It was a regular day for most people, milling about in the town square, moving on with their lives. But not for me. Staring blankly on the stream of people in a quiet corner of my favorite nook, I try to numb myself through false positivity, rationalizing myself that I could get over this.
You know the feeling of having a limb torn apart or missing a piece of a puzzle? That’s what I feel at the moment. I’m a mess, you know. A beautiful, marvelous mess.
Just then someone caught my empty gaze. Feeling embarrassed and dissed, I turned away. Just like the way he used to do to me when he catches me spacing out.
Even the simplest things like that hurts. Blinking, I stood up and gather my things as I realized that I’ve been there for almost an hour. I need another space to brood, so I forced my feet to trudge in the direction of the public park. I almost went home when all the couples in the world decided to come to the park and swarm like flies.
Rolling my eyes at my errant bitterness, I sought another quiet corner – this time with privacy – an empty bench with drooping wisteria blooms overhead. It was such a beautiful scenery, but I don’t have the heart to appreciate it at the moment.
For that heart of mine have been crashed a few days ago.
Think about it, I’ve been the one who asked to break it, but I’m still confused. Maybe a little pang of regret swells in my mind, but I squashed it down. I stared hard overhead, not minding the subtle scrutiny of passers-by. I’ve been the one who asked for distance, he was the one who demanded for patience. For he believed that we’d still be together, and I believed that this is the beginning of the end.
I can’t believe myself because I’m feeling regretful for falling out of love with him. Yes, I still love him, but not enough to make him stay.
I know, he’s the best thing that’s ever happened, but I guess time and circumstances proved that we can’t be together. And I also would like to set my priorities straight. Because when I was with him I felt lost. Until to the extent that I don’t know what I am doing anymore.

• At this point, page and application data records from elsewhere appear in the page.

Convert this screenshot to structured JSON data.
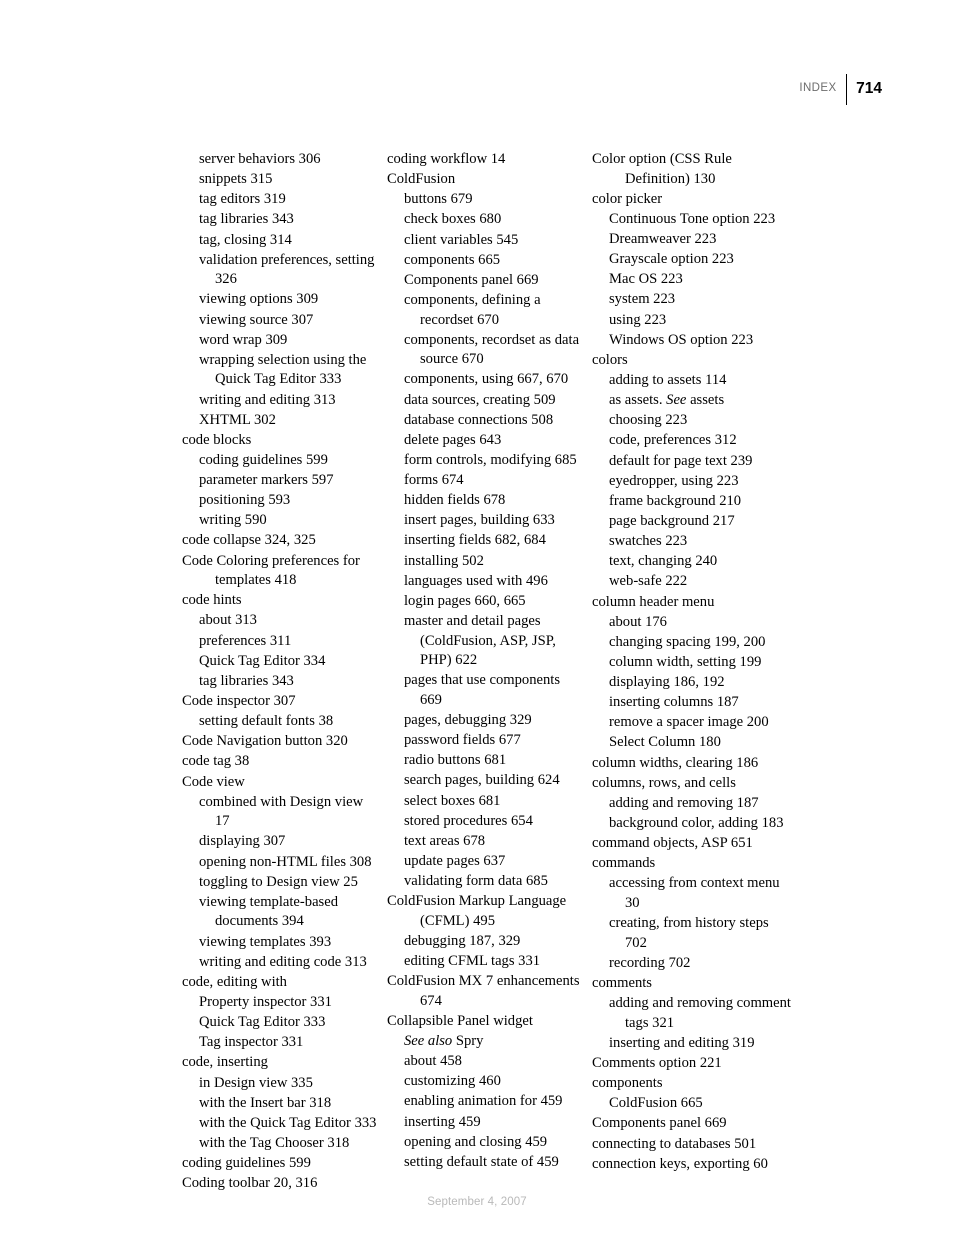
{
  "header": {
    "label": "INDEX",
    "page_number": "714"
  },
  "footer": {
    "date": "September 4, 2007"
  },
  "colors": {
    "text": "#000000",
    "header_label": "#6d6d6d",
    "footer": "#b9b9b9",
    "rule": "#000000",
    "page_background": "#ffffff"
  },
  "columns": [
    {
      "id": "column-1",
      "entries": [
        {
          "level": 2,
          "text": "server behaviors 306"
        },
        {
          "level": 2,
          "text": "snippets 315"
        },
        {
          "level": 2,
          "text": "tag editors 319"
        },
        {
          "level": 2,
          "text": "tag libraries 343"
        },
        {
          "level": 2,
          "text": "tag, closing 314"
        },
        {
          "level": 2,
          "text": "validation preferences, setting 326"
        },
        {
          "level": 2,
          "text": "viewing options 309"
        },
        {
          "level": 2,
          "text": "viewing source 307"
        },
        {
          "level": 2,
          "text": "word wrap 309"
        },
        {
          "level": 2,
          "text": "wrapping selection using the Quick Tag Editor 333"
        },
        {
          "level": 2,
          "text": "writing and editing 313"
        },
        {
          "level": 2,
          "text": "XHTML 302"
        },
        {
          "level": 1,
          "text": "code blocks"
        },
        {
          "level": 2,
          "text": "coding guidelines 599"
        },
        {
          "level": 2,
          "text": "parameter markers 597"
        },
        {
          "level": 2,
          "text": "positioning 593"
        },
        {
          "level": 2,
          "text": "writing 590"
        },
        {
          "level": 1,
          "text": "code collapse 324, 325"
        },
        {
          "level": 1,
          "text": "Code Coloring preferences for templates 418"
        },
        {
          "level": 1,
          "text": "code hints"
        },
        {
          "level": 2,
          "text": "about 313"
        },
        {
          "level": 2,
          "text": "preferences 311"
        },
        {
          "level": 2,
          "text": "Quick Tag Editor 334"
        },
        {
          "level": 2,
          "text": "tag libraries 343"
        },
        {
          "level": 1,
          "text": "Code inspector 307"
        },
        {
          "level": 2,
          "text": "setting default fonts 38"
        },
        {
          "level": 1,
          "text": "Code Navigation button 320"
        },
        {
          "level": 1,
          "text": "code tag 38"
        },
        {
          "level": 1,
          "text": "Code view"
        },
        {
          "level": 2,
          "text": "combined with Design view 17"
        },
        {
          "level": 2,
          "text": "displaying 307"
        },
        {
          "level": 2,
          "text": "opening non-HTML files 308"
        },
        {
          "level": 2,
          "text": "toggling to Design view 25"
        },
        {
          "level": 2,
          "text": "viewing template-based documents 394"
        },
        {
          "level": 2,
          "text": "viewing templates 393"
        },
        {
          "level": 2,
          "text": "writing and editing code 313"
        },
        {
          "level": 1,
          "text": "code, editing with"
        },
        {
          "level": 2,
          "text": "Property inspector 331"
        },
        {
          "level": 2,
          "text": "Quick Tag Editor 333"
        },
        {
          "level": 2,
          "text": "Tag inspector 331"
        },
        {
          "level": 1,
          "text": "code, inserting"
        },
        {
          "level": 2,
          "text": "in Design view 335"
        },
        {
          "level": 2,
          "text": "with the Insert bar 318"
        },
        {
          "level": 2,
          "text": "with the Quick Tag Editor 333"
        },
        {
          "level": 2,
          "text": "with the Tag Chooser 318"
        },
        {
          "level": 1,
          "text": "coding guidelines 599"
        },
        {
          "level": 1,
          "text": "Coding toolbar 20, 316"
        }
      ]
    },
    {
      "id": "column-2",
      "entries": [
        {
          "level": 1,
          "text": "coding workflow 14"
        },
        {
          "level": 1,
          "text": "ColdFusion"
        },
        {
          "level": 2,
          "text": "buttons 679"
        },
        {
          "level": 2,
          "text": "check boxes 680"
        },
        {
          "level": 2,
          "text": "client variables 545"
        },
        {
          "level": 2,
          "text": "components 665"
        },
        {
          "level": 2,
          "text": "Components panel 669"
        },
        {
          "level": 2,
          "text": "components, defining a recordset 670"
        },
        {
          "level": 2,
          "text": "components, recordset as data source 670"
        },
        {
          "level": 2,
          "text": "components, using 667, 670"
        },
        {
          "level": 2,
          "text": "data sources, creating 509"
        },
        {
          "level": 2,
          "text": "database connections 508"
        },
        {
          "level": 2,
          "text": "delete pages 643"
        },
        {
          "level": 2,
          "text": "form controls, modifying 685"
        },
        {
          "level": 2,
          "text": "forms 674"
        },
        {
          "level": 2,
          "text": "hidden fields 678"
        },
        {
          "level": 2,
          "text": "insert pages, building 633"
        },
        {
          "level": 2,
          "text": "inserting fields 682, 684"
        },
        {
          "level": 2,
          "text": "installing 502"
        },
        {
          "level": 2,
          "text": "languages used with 496"
        },
        {
          "level": 2,
          "text": "login pages 660, 665"
        },
        {
          "level": 2,
          "text": "master and detail pages (ColdFusion, ASP, JSP, PHP) 622"
        },
        {
          "level": 2,
          "text": "pages that use components 669"
        },
        {
          "level": 2,
          "text": "pages, debugging 329"
        },
        {
          "level": 2,
          "text": "password fields 677"
        },
        {
          "level": 2,
          "text": "radio buttons 681"
        },
        {
          "level": 2,
          "text": "search pages, building 624"
        },
        {
          "level": 2,
          "text": "select boxes 681"
        },
        {
          "level": 2,
          "text": "stored procedures 654"
        },
        {
          "level": 2,
          "text": "text areas 678"
        },
        {
          "level": 2,
          "text": "update pages 637"
        },
        {
          "level": 2,
          "text": "validating form data 685"
        },
        {
          "level": 1,
          "text": "ColdFusion Markup Language (CFML) 495"
        },
        {
          "level": 2,
          "text": "debugging 187, 329"
        },
        {
          "level": 2,
          "text": "editing CFML tags 331"
        },
        {
          "level": 1,
          "text": "ColdFusion MX 7 enhancements 674"
        },
        {
          "level": 1,
          "text": "Collapsible Panel widget"
        },
        {
          "level": 2,
          "text": "See also Spry",
          "italic_prefix": "See also",
          "rest": " Spry"
        },
        {
          "level": 2,
          "text": "about 458"
        },
        {
          "level": 2,
          "text": "customizing 460"
        },
        {
          "level": 2,
          "text": "enabling animation for 459"
        },
        {
          "level": 2,
          "text": "inserting 459"
        },
        {
          "level": 2,
          "text": "opening and closing 459"
        },
        {
          "level": 2,
          "text": "setting default state of 459"
        }
      ]
    },
    {
      "id": "column-3",
      "entries": [
        {
          "level": 1,
          "text": "Color option (CSS Rule Definition) 130"
        },
        {
          "level": 1,
          "text": "color picker"
        },
        {
          "level": 2,
          "text": "Continuous Tone option 223"
        },
        {
          "level": 2,
          "text": "Dreamweaver 223"
        },
        {
          "level": 2,
          "text": "Grayscale option 223"
        },
        {
          "level": 2,
          "text": "Mac OS 223"
        },
        {
          "level": 2,
          "text": "system 223"
        },
        {
          "level": 2,
          "text": "using 223"
        },
        {
          "level": 2,
          "text": "Windows OS option 223"
        },
        {
          "level": 1,
          "text": "colors"
        },
        {
          "level": 2,
          "text": "adding to assets 114"
        },
        {
          "level": 2,
          "text": "as assets. See assets",
          "italic_mid": "See",
          "pre": "as assets. ",
          "post": " assets"
        },
        {
          "level": 2,
          "text": "choosing 223"
        },
        {
          "level": 2,
          "text": "code, preferences 312"
        },
        {
          "level": 2,
          "text": "default for page text 239"
        },
        {
          "level": 2,
          "text": "eyedropper, using 223"
        },
        {
          "level": 2,
          "text": "frame background 210"
        },
        {
          "level": 2,
          "text": "page background 217"
        },
        {
          "level": 2,
          "text": "swatches 223"
        },
        {
          "level": 2,
          "text": "text, changing 240"
        },
        {
          "level": 2,
          "text": "web-safe 222"
        },
        {
          "level": 1,
          "text": "column header menu"
        },
        {
          "level": 2,
          "text": "about 176"
        },
        {
          "level": 2,
          "text": "changing spacing 199, 200"
        },
        {
          "level": 2,
          "text": "column width, setting 199"
        },
        {
          "level": 2,
          "text": "displaying 186, 192"
        },
        {
          "level": 2,
          "text": "inserting columns 187"
        },
        {
          "level": 2,
          "text": "remove a spacer image 200"
        },
        {
          "level": 2,
          "text": "Select Column 180"
        },
        {
          "level": 1,
          "text": "column widths, clearing 186"
        },
        {
          "level": 1,
          "text": "columns, rows, and cells"
        },
        {
          "level": 2,
          "text": "adding and removing 187"
        },
        {
          "level": 2,
          "text": "background color, adding 183"
        },
        {
          "level": 1,
          "text": "command objects, ASP 651"
        },
        {
          "level": 1,
          "text": "commands"
        },
        {
          "level": 2,
          "text": "accessing from context menu 30"
        },
        {
          "level": 2,
          "text": "creating, from history steps 702"
        },
        {
          "level": 2,
          "text": "recording 702"
        },
        {
          "level": 1,
          "text": "comments"
        },
        {
          "level": 2,
          "text": "adding and removing comment tags 321"
        },
        {
          "level": 2,
          "text": "inserting and editing 319"
        },
        {
          "level": 1,
          "text": "Comments option 221"
        },
        {
          "level": 1,
          "text": "components"
        },
        {
          "level": 2,
          "text": "ColdFusion 665"
        },
        {
          "level": 1,
          "text": "Components panel 669"
        },
        {
          "level": 1,
          "text": "connecting to databases 501"
        },
        {
          "level": 1,
          "text": "connection keys, exporting 60"
        }
      ]
    }
  ]
}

Looking back, he was my exact juxtaposition, a grain of salt in my wound. The reason I smile, the reason I got mad, the reason I cry.

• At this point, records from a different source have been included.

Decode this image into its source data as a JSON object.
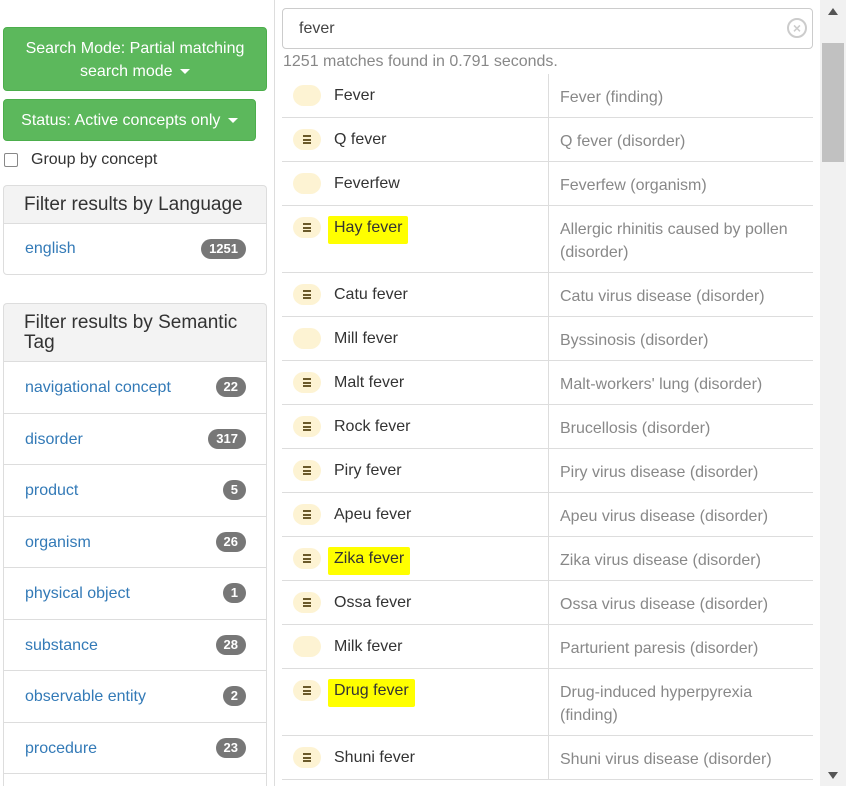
{
  "left": {
    "search_mode_line1": "Search Mode: Partial matching",
    "search_mode_line2": "search mode",
    "status_label": "Status: Active concepts only",
    "group_by_label": "Group by concept",
    "language_heading": "Filter results by Language",
    "languages": [
      {
        "label": "english",
        "count": "1251"
      }
    ],
    "semantic_heading": "Filter results by Semantic Tag",
    "semantic_tags": [
      {
        "label": "navigational concept",
        "count": "22"
      },
      {
        "label": "disorder",
        "count": "317"
      },
      {
        "label": "product",
        "count": "5"
      },
      {
        "label": "organism",
        "count": "26"
      },
      {
        "label": "physical object",
        "count": "1"
      },
      {
        "label": "substance",
        "count": "28"
      },
      {
        "label": "observable entity",
        "count": "2"
      },
      {
        "label": "procedure",
        "count": "23"
      }
    ]
  },
  "search": {
    "query": "fever",
    "clear_icon": "close-circle-icon",
    "match_info": "1251 matches found in 0.791 seconds."
  },
  "results": [
    {
      "term": "Fever",
      "fsn": "Fever (finding)",
      "icon": false,
      "highlight": false
    },
    {
      "term": "Q fever",
      "fsn": "Q fever (disorder)",
      "icon": true,
      "highlight": false
    },
    {
      "term": "Feverfew",
      "fsn": "Feverfew (organism)",
      "icon": false,
      "highlight": false
    },
    {
      "term": "Hay fever",
      "fsn": "Allergic rhinitis caused by pollen (disorder)",
      "icon": true,
      "highlight": true
    },
    {
      "term": "Catu fever",
      "fsn": "Catu virus disease (disorder)",
      "icon": true,
      "highlight": false
    },
    {
      "term": "Mill fever",
      "fsn": "Byssinosis (disorder)",
      "icon": false,
      "highlight": false
    },
    {
      "term": "Malt fever",
      "fsn": "Malt-workers' lung (disorder)",
      "icon": true,
      "highlight": false
    },
    {
      "term": "Rock fever",
      "fsn": "Brucellosis (disorder)",
      "icon": true,
      "highlight": false
    },
    {
      "term": "Piry fever",
      "fsn": "Piry virus disease (disorder)",
      "icon": true,
      "highlight": false
    },
    {
      "term": "Apeu fever",
      "fsn": "Apeu virus disease (disorder)",
      "icon": true,
      "highlight": false
    },
    {
      "term": "Zika fever",
      "fsn": "Zika virus disease (disorder)",
      "icon": true,
      "highlight": true
    },
    {
      "term": "Ossa fever",
      "fsn": "Ossa virus disease (disorder)",
      "icon": true,
      "highlight": false
    },
    {
      "term": "Milk fever",
      "fsn": "Parturient paresis (disorder)",
      "icon": false,
      "highlight": false
    },
    {
      "term": "Drug fever",
      "fsn": "Drug-induced hyperpyrexia (finding)",
      "icon": true,
      "highlight": true
    },
    {
      "term": "Shuni fever",
      "fsn": "Shuni virus disease (disorder)",
      "icon": true,
      "highlight": false
    }
  ],
  "colors": {
    "primary_button": "#5cb85c",
    "link": "#337ab7",
    "badge": "#777777",
    "highlight": "#ffff00",
    "concept_bullet": "#fdf3d3"
  }
}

And now that he’s out of my life, I really like to forget him. But for now, I’ll just brood until it doesn’t hurt anymore.
Hi! This is one of the longest songfics I’ve written, and the first to have a first person POV. *grins* As you may have known, this was inspired by Birdy’s cover of Bon Iver’s “Skinny Love” and you know I’m a sucker for ballads, mellow music so I made my own take of the song. Please don’t kill me. By the way, I also apologize for the lack of appropriate title HAHA
I have another version of this songfic but I opted to post this one because the content is more appropriate for the lyrics than its twin HAHA I’ll try my best to write another of these babies bc I’m having fun writing them. In the meantime, I’ll post maybe random commentaries or poetry.